In essence, if we provide employees with agility, we can create a lot of flexibility around how we operate our workspaces and our work environments. The vision is to get organisations to a place where staff determine where, when and how they work, and organisations provide situations where they can come together for creativity, socialisation and innovation.

Family-friendly policies
Flexible working arrangements were first introduced to create family-friendly working environments. Organisations who proudly promote their family-friendly credentials, do so not just because it sends a positive message about ethics and values, but because it makes excellent business sense.
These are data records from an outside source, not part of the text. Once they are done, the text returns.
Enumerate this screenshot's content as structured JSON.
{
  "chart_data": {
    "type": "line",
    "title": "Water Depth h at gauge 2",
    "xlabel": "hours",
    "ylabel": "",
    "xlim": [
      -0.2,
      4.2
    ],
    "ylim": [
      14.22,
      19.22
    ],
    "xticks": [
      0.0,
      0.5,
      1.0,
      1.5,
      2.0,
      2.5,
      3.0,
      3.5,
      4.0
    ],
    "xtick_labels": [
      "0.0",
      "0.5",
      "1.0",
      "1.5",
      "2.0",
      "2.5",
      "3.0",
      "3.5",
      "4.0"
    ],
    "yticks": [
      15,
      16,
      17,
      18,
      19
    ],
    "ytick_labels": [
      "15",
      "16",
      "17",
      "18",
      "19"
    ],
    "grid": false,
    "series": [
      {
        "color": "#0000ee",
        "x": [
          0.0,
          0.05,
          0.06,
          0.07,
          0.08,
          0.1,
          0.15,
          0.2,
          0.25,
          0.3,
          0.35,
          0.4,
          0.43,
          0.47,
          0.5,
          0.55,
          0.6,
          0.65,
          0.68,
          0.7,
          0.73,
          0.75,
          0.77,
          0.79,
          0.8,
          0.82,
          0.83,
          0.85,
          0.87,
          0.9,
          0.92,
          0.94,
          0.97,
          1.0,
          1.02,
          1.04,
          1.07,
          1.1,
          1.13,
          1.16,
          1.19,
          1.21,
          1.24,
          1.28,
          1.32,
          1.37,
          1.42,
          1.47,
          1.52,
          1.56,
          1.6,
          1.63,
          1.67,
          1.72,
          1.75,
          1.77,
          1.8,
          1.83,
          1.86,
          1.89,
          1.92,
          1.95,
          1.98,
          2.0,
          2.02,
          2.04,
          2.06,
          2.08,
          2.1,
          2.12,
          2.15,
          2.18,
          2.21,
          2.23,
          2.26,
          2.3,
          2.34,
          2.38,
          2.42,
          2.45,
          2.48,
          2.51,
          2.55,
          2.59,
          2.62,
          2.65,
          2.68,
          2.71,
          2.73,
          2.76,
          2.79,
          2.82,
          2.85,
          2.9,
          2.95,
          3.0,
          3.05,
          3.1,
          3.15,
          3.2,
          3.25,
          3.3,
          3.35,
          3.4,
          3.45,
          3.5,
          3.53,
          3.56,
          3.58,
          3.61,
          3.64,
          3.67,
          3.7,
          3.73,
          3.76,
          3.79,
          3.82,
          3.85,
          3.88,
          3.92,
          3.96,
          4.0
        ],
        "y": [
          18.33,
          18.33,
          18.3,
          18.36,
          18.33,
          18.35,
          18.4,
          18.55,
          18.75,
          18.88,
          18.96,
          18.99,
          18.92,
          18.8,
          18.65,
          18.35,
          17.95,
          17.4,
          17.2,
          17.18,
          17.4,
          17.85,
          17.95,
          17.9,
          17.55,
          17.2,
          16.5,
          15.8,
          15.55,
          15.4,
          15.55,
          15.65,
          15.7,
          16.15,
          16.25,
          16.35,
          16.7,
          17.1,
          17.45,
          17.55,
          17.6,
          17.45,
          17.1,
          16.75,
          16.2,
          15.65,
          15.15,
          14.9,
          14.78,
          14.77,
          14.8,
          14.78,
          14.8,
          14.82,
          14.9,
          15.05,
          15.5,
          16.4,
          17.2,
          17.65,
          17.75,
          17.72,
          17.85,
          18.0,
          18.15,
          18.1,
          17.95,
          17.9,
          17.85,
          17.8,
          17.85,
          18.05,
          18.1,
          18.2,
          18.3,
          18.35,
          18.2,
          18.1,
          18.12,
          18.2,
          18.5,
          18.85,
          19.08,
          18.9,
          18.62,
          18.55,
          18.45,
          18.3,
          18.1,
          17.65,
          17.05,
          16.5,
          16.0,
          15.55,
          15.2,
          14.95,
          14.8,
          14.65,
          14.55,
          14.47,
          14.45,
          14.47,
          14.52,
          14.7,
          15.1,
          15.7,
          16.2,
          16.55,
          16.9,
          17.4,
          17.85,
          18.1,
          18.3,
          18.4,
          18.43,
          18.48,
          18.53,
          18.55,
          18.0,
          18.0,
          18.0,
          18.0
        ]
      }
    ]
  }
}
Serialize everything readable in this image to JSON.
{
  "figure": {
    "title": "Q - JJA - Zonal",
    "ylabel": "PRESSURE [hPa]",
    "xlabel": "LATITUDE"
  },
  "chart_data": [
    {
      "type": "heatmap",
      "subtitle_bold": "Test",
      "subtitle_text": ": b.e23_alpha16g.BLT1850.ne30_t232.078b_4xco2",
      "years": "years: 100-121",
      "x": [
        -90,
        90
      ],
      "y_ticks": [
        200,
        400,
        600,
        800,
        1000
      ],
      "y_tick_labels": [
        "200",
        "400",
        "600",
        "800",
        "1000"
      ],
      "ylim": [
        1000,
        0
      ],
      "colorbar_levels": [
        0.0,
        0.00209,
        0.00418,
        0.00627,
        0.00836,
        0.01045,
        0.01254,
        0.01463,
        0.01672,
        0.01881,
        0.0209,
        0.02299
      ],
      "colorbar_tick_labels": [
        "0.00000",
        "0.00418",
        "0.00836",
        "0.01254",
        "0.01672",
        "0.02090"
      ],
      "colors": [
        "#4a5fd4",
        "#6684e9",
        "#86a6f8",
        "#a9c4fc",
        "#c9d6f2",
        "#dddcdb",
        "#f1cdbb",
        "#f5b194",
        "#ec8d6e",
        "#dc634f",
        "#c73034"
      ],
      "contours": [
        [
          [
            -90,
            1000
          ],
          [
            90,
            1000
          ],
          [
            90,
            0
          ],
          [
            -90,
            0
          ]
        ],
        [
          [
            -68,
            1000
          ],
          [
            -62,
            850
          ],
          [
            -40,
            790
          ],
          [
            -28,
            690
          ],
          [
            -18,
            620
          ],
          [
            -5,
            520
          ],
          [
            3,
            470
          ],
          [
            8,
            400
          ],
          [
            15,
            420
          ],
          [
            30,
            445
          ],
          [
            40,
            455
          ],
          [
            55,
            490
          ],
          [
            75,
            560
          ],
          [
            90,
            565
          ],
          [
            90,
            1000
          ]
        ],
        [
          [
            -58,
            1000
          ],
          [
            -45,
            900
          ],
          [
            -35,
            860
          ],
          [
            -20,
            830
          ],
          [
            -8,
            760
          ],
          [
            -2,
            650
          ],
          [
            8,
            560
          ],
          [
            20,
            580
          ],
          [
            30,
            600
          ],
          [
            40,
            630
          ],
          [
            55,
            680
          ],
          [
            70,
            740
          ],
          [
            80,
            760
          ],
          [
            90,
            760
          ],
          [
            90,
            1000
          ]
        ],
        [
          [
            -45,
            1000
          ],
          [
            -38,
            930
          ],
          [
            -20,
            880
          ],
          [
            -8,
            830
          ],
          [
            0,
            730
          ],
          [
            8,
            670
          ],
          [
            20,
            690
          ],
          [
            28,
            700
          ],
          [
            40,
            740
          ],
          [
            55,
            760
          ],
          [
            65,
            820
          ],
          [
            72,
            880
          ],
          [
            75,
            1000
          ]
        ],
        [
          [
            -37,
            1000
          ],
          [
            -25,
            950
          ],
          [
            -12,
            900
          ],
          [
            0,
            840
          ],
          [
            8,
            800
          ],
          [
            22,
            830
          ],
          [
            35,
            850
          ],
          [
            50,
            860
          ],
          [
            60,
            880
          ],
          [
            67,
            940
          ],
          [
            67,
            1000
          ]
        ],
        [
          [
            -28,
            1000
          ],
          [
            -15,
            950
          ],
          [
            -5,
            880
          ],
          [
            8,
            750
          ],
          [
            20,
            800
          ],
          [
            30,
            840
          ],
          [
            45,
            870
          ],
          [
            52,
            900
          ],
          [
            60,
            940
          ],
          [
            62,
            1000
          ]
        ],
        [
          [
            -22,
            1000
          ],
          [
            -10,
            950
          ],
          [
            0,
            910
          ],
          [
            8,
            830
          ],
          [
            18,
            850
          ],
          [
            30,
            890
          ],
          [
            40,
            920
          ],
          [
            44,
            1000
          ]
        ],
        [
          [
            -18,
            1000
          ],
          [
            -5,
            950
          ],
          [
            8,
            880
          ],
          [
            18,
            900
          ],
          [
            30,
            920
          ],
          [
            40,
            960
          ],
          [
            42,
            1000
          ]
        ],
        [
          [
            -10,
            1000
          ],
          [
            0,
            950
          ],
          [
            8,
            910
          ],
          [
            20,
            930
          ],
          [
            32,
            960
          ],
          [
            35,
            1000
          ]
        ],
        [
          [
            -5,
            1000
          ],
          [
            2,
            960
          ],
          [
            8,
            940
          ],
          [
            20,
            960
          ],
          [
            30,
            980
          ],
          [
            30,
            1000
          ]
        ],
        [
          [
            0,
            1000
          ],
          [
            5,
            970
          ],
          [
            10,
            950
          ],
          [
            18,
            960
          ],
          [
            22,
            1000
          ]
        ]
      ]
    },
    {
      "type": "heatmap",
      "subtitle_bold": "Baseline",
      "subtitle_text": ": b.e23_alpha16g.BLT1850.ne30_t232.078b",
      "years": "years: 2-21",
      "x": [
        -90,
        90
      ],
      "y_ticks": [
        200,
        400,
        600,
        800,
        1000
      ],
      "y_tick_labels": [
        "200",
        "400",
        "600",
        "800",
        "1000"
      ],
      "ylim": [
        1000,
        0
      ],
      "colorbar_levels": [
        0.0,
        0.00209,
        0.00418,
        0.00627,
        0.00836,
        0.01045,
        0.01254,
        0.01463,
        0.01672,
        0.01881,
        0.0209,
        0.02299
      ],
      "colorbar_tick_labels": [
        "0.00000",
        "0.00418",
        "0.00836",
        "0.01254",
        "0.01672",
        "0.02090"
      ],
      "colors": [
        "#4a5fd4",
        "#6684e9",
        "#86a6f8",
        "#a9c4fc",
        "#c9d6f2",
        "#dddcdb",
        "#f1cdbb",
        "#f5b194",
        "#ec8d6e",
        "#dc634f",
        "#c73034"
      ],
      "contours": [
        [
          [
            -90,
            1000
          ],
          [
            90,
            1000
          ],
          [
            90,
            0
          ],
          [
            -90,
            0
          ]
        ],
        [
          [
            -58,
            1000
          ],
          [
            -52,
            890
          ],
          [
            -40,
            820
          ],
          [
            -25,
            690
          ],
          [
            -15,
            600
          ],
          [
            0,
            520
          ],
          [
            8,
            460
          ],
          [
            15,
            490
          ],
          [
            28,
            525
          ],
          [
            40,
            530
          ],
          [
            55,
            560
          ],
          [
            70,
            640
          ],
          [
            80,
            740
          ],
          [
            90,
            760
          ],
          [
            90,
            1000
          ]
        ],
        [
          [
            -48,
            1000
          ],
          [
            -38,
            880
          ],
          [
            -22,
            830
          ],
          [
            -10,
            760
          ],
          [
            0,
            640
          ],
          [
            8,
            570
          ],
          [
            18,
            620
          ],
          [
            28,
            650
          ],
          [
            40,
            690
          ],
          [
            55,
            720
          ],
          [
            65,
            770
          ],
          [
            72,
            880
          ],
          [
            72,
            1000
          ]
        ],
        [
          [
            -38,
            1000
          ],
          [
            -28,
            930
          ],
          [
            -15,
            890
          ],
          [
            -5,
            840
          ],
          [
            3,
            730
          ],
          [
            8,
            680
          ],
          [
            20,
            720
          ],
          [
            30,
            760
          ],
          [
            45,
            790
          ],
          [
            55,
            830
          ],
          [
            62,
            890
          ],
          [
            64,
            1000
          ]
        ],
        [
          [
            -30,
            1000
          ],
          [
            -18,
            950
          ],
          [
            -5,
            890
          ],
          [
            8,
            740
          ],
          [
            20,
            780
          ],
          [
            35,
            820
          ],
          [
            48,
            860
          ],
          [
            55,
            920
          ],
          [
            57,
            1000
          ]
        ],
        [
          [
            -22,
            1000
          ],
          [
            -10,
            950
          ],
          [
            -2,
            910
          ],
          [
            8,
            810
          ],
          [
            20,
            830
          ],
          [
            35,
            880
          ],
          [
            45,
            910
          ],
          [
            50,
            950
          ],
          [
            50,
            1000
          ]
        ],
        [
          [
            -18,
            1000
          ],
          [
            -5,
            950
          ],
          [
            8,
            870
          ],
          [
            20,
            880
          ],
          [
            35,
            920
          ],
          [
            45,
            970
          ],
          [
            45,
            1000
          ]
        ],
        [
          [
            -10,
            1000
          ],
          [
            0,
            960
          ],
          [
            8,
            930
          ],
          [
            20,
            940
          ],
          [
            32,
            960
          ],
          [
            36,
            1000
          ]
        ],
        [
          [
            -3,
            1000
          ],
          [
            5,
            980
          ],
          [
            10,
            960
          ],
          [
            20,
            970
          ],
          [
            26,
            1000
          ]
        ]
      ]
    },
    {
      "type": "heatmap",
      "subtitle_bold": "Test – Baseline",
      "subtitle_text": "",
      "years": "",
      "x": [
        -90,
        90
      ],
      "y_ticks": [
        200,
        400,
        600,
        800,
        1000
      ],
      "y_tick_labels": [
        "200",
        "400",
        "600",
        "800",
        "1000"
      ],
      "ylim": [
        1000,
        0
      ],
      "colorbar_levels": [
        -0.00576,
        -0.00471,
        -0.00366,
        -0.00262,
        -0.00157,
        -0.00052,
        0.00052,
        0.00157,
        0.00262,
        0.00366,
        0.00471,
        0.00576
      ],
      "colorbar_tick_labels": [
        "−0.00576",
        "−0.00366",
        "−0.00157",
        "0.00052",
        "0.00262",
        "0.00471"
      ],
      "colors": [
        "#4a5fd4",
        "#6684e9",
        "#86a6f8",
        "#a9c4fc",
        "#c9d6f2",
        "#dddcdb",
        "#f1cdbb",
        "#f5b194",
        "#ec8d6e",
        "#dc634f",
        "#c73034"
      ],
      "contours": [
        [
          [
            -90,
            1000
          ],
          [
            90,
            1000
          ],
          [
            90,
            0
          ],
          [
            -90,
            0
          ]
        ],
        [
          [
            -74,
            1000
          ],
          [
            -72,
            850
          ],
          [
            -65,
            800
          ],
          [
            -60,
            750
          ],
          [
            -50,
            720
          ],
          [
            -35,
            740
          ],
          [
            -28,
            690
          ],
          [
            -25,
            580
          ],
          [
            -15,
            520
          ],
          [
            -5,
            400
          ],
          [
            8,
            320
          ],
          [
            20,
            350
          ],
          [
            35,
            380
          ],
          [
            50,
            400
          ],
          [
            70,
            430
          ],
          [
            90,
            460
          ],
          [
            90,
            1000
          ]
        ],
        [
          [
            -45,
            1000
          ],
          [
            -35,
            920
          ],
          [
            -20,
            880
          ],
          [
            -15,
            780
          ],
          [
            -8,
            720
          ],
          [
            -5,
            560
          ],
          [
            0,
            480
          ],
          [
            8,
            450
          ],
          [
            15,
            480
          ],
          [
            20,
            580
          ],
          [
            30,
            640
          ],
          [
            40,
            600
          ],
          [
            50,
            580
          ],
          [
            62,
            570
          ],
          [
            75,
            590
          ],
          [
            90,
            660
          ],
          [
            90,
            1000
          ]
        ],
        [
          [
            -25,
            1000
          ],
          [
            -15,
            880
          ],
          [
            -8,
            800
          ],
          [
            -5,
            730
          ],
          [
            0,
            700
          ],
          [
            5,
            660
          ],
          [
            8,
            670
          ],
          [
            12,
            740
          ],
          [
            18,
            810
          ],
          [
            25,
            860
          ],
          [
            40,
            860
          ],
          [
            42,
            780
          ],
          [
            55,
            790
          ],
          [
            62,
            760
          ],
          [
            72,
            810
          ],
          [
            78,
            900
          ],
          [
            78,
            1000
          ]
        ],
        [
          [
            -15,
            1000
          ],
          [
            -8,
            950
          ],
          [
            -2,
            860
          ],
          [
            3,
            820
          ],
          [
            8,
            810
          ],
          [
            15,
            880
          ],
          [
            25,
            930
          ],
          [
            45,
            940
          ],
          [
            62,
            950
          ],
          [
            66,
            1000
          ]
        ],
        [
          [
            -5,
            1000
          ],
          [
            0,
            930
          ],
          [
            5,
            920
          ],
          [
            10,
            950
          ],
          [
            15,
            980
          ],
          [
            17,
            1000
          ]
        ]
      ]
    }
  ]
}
Flexible work has helped many people to balance their caring responsibilities with work and has helped many employers enjoy the benefits of enabling someone to continue their career in their businesses.
Employees respond exceptionally well to an employer who understands that Starting or supporting a family is no longer the end of their career. And with our ageing population, we have to be mindful that employees will increasingly need to balance eldercare responsibilities with their working life.

Flexible work enables a much more controlled way for a family to manage their life well. It means that partners can share responsibilities, and that is a massive mental health, physical health and child nurturing boost.

Workplace stress and mental wellbeing
The opportunity to work flexibly also enables employees to work at their optimum times. We don’t all fit into the nine-to-five mould, think of when you’re at your peak performance during the day, it might be different to others in your office. And it’s all thanks to our body clocks, working at different times of the day suit different people. Flexible work allows morning people to seize the opportunity to work in the morning.

People with psychological conditions might also benefit from flexible working so they can work with their natural rhythms or complete various interventions. Someone with bipolar disorder might take medications that can make them feel groggy in the morning. If they can work slightly later, it would benefit them and their employer.

By allowing flexibility you reduce causes of stress, and it will improve the long-term wellbeing of the workplace and help you on your journey to creating a valuable and productive culture.

Physical wellbeing
Flexible-working opportunities can also help employees’ physical wellbeing, for instance where employers provide staff with morning or lunch-time exercise classes or offer more flexible hours to enable them to go to the gym or commute by bike.

Flexible working can also be a time-saver; employees with long commutes can get more hours back in their days or fit jobs in, such as medical appointments. It reduces stress as individuals no longer feel the pressure of juggling too many responsibilities within restricted parameters.

Ultimately, flexible working allows staff to balance their home and working lives in a way that suits them and will enable people to have a more balanced life which has a knock-on effect on employees’ mental and physical health, but it also has benefits for employers. The most forward-looking organisations see it as working holistically and dovetailing working lives with the way people live.